The truth is, I like cocktails.

6 Sep

So when I talk about “dressing my truth” (I am not even going to link to it…but I’ll go ahead and Google it for you:, I am talking about dressing for cocktails.

As Mad Men tells us (and I know I believe everything that Don Draper says), there was a time in our country’s great history when people drank so much that the only way you could differentiate between during-work drinking and after-work drinking was by the outfits people were wearing.

Cocktail Attire

Gratuitous photo of me wearing a fancy dress and gloves and holding a martini (photo credit: KH--thanks, doll!)

Most days, I wholeheartedly believe that we, as a society, should still be doing this. I mean, maybe it’s better that we aren’t sipping Dewar’s on the rocks to get through that tough 2:00pm meeting, but we could definitely treat cocktail outings as dress-up occasions. This is how I feel when I think about the burgeoning (or fully-burgeoned, perhaps?) cocktail culture we have here in DC. For those who have not heard, craft bartending is kind of a big deal in this town.

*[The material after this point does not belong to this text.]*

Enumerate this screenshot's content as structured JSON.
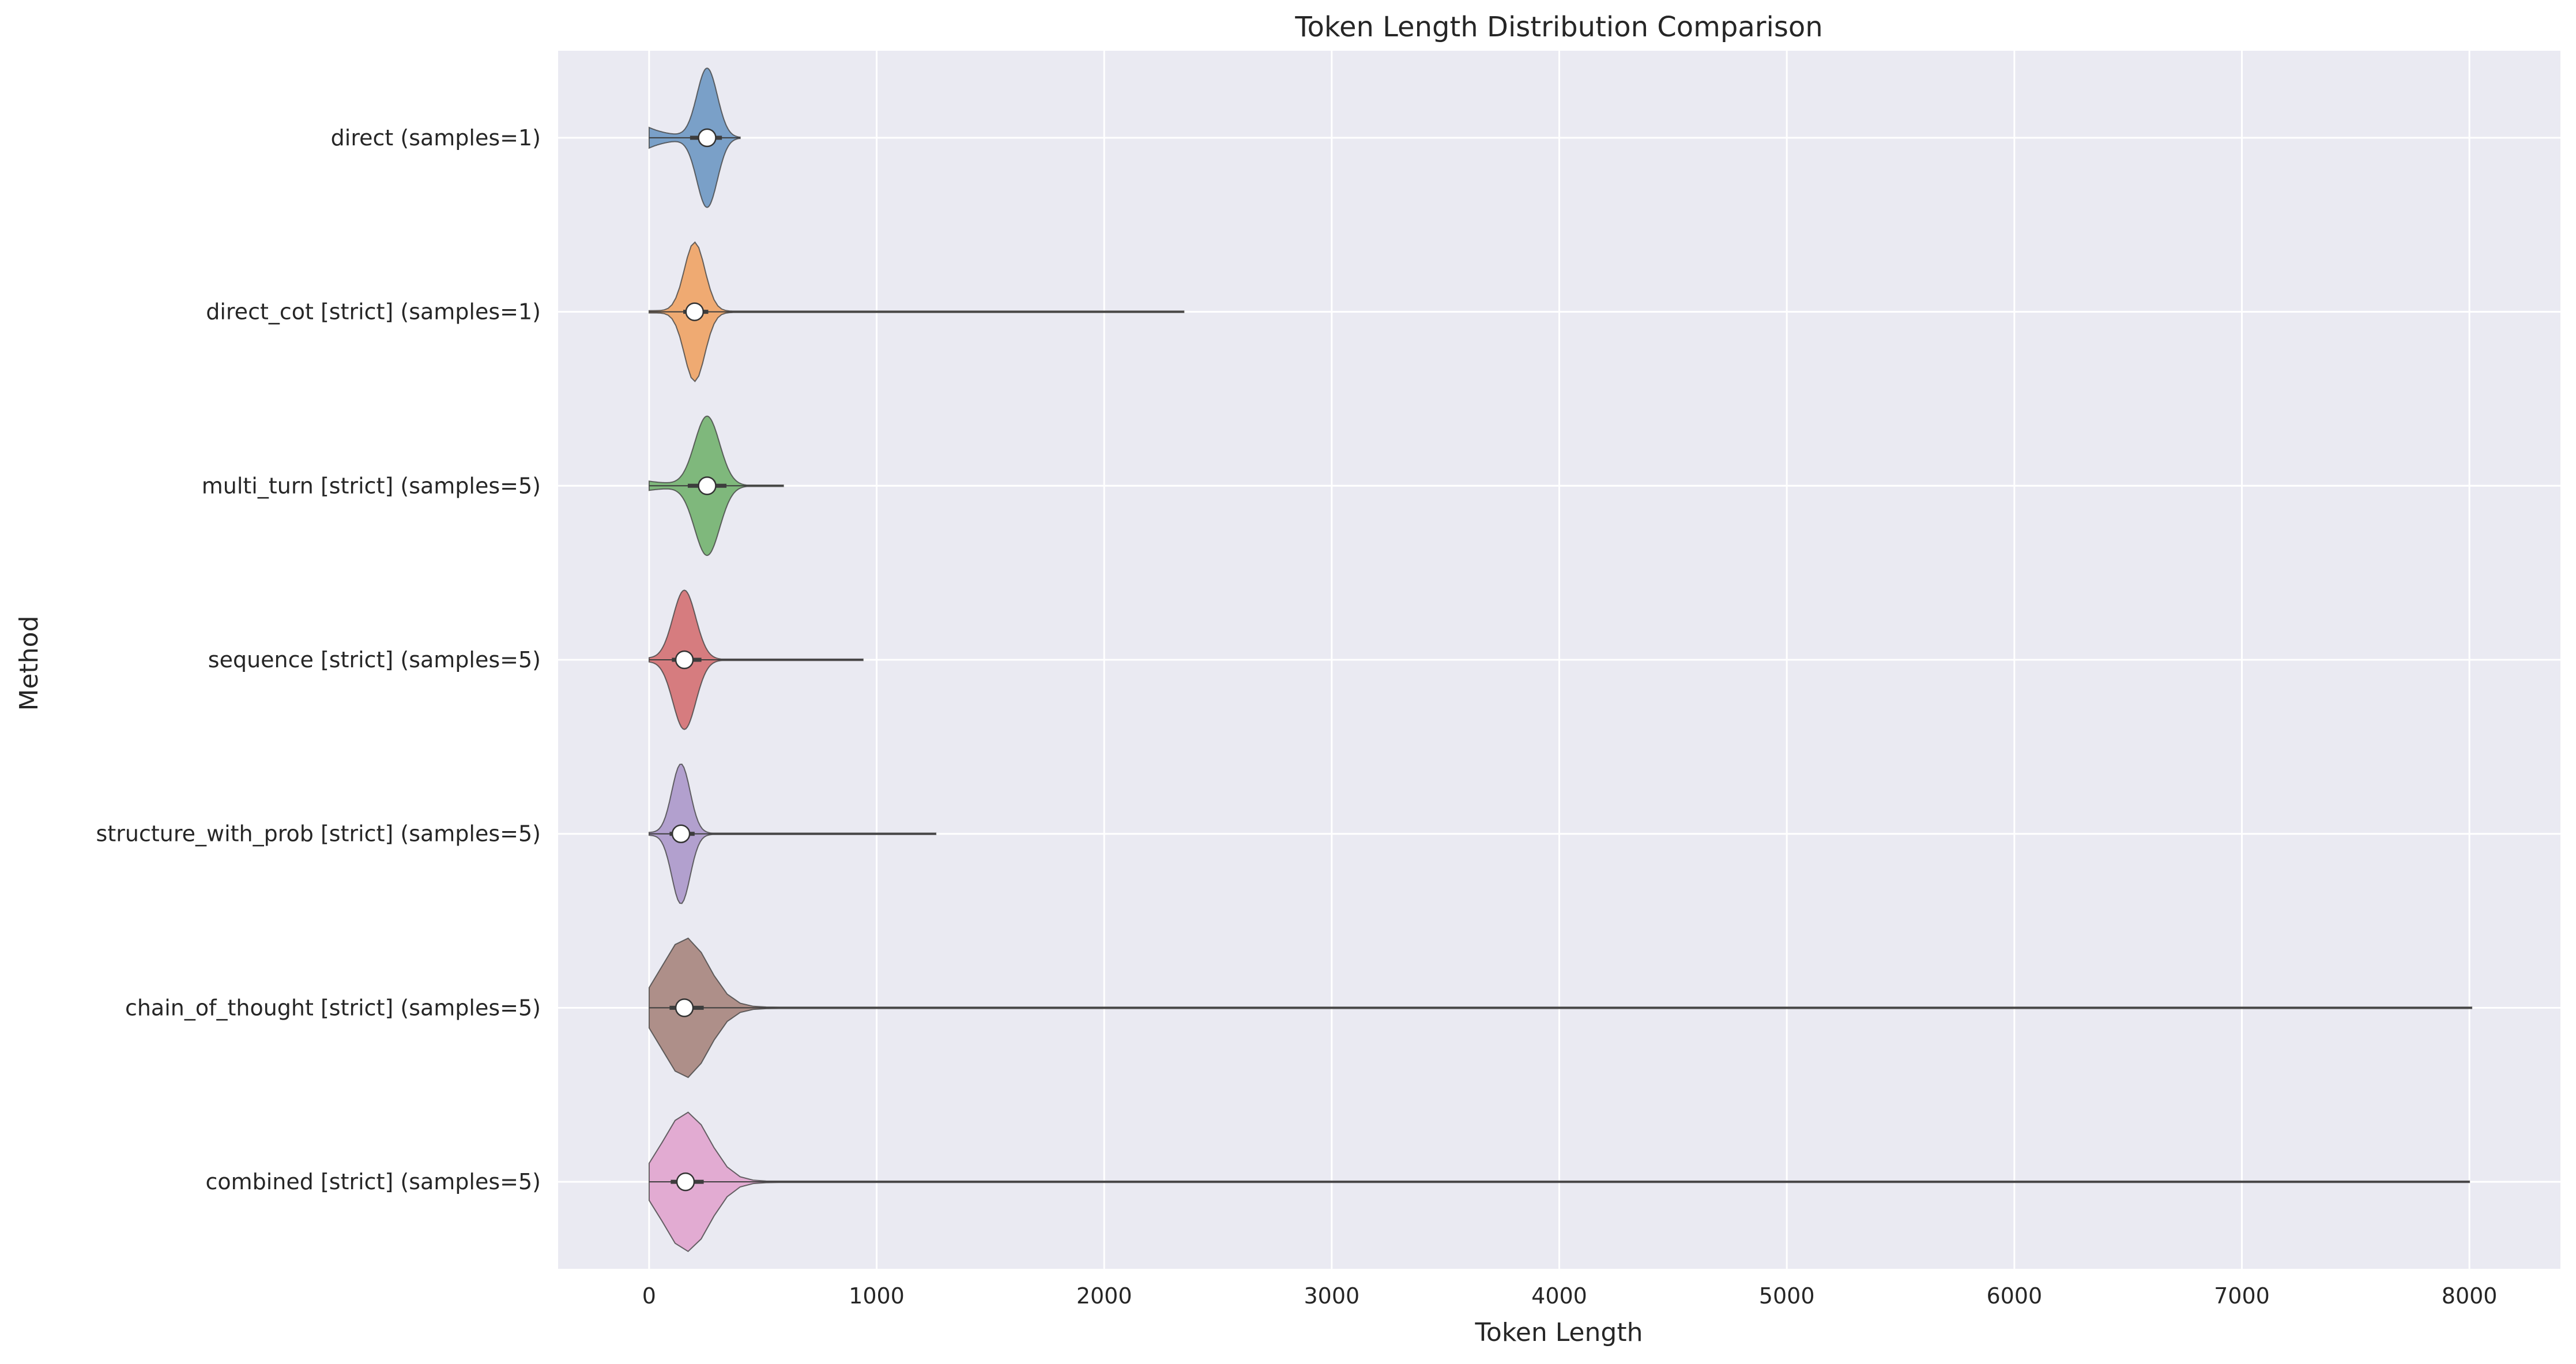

There are plenty of speakeasy-style cocktail joints here that you can visit if you want fresh exotic juices, house-infused specialty bitters, and perfectly cubic crystal clear ice cubes. There are also lots of regular old bars (usually tucked away in fine restaurants or hotels) with seasoned barmasters, all pushing the envelope with cocktail recipes as a matter of course.  

If there are so many people out there making beautiful cocktails, shouldn’t we be out there looking beautiful while we drink them?

Of course, this line of reasoning can lead straight to laments on the “casualization” of America (which is what we have to thank for this, this, and THIS) and/or to something even more esoteric, like the skirt and heels as the shackles of female subjugation. (I don’t make this shit up, people…it’s just something I may or may not have heard when I was in graduate school.)  

Then there are the days when I just want to drink in my Snuggie. I am aware that it would be considered gauche (at the very least) to take it out to bars, but there’s no earthly reason why I shouldn’t be able to throw my Snuggie on over my ratty jeans and old college t-shirt and use my warm-yet-mobile arms to mix a cocktail in the comfort of my own home. Right? Right?? Well, when I really think about it…if I’m going through the trouble of mixing something good, I should consider my home cocktail experience worthy of a little bit of style. I should bust out the nicer jeans, at least. Maybe throw a blazer on over the t-shirt. If I really wanted to wear the Snuggie, I could pop open a beer, or crack a bottle of reasonably-priced wine.

I know the conventional wisdom is to dress for the job you want, not the one you have. But in the case of beverages, I think you should always dress for the drink you are drinking. It’s not because anyone else will care (as one of my co-bloggers so astutely observed), but I do think that dressing up to drink becomes part of the enjoyment of said drink. For example, the martini I’m pictured with above is nowhere near even being in the running for the “best I’ve ever had” list. But I remember it because I was dressed up to drink it (and because the bartender I ordered it from somehow heard “dirty martini” as “three martinis”…I had to ask for extra olive juice, and well-dressed hijinks ensued).

So, what do you think?* Dressing for cocktails–yea or nay?

*(It’s brass balls, right there, to ask a question on a blog that doesn’t really have any readers yet. But I did it anyway. Oh yes I did.)